Le retour des avions supersoniques?

Grâce à la découverte de nouvelles techniques aérodynamiques, plusieurs entreprises réfléchissent à l’avion du futur… un avion supersonique, c’est-à-dire un engin capable de dépasser la vitesse du son.

Le Concorde

Ces avions, tous différents, essaient de relever des défis jusqu’alors jamais atteints par le Concorde, cet avion franco-anglais construit par sud-aviation, Airbus, BAE systems, Aérospatiale, British aerospace et British Aircraft corporation et qui vit le jour dans les années 70 et dont les vols furent arrêtés dans les années 2000. Cet avion, fleuron de l’aéronautique franco-britannique, avait deux grands défauts : il consommait une quantité importante de carburant et fut commercialisé en même temps que le monde connut une hausse du coût du pétrole. Il avait aussi le problème de créer un « double bang », bruit caractéristique et extrêmement fort causé par le passage du mur du son, ce qui entraînera l’interdiction du survol du territoire américain.
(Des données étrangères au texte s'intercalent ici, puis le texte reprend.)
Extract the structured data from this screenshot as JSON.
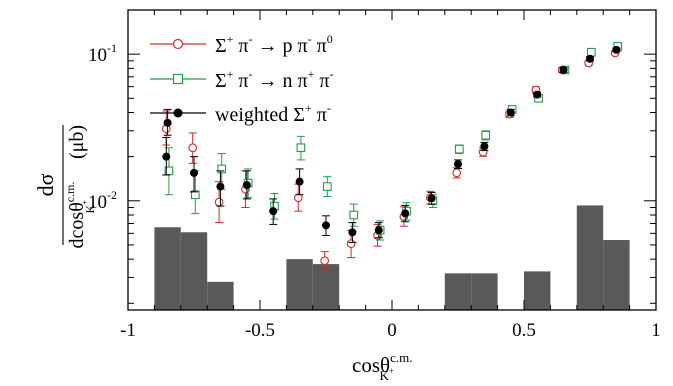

Mais aujourd’hui, le Concorde fait toujours rêver et après les cinquante ans de son premier vol d’essai (le 2 mars 1969) plusieurs entreprises se mettent dans la tête de construire un nouveau Concorde.

De nouveaux projets d’avions supersoniques

Ainsi, Boeing conçoit un avion supersonique capable de réaliser des pointes de vitesse à Mach 5 (environ 6100 km/h) réduisant ainsi le temps du trajet. Cet avion conçu en partenariat avec Aerion et se nommant le aerion as2 ne devrait pourtant pas être commercialisé avant vingt ou trente ans.

Un autre projet, le X-59 Quesst, voulant résoudre le problème du « double bang » est imaginé par la NASA (l’agence spatiale américaine) et Lockheed Martin et devrait réduire le bruit du mur du son qui est à 90 décibels à 75 décibels afin de pouvoir voler sur le territoire américain; ce projet est tout d’abord un avion expérimental.

Enfin, il y a aussi le projet de la start-up Boom qui ambitionne de réaliser des trajets Paris-New-York en 3 heures et demi en allant à 2700km/h (deux fois et demi plus rapide qu’un avion de ligne actuel). Mais tout ces projets ont un problème : ils offrent tout au plus 55 places (pour l’avion de la start-up Boom) au lieu des 100 places du Concorde ou encore seulement 12 places pour l’as2.

Alors dans le contexte actuel de réchauffement climatique, d’épuisement des ressources naturelles, ne faudrait-il pas plutôt investir dans l’aviation électrique?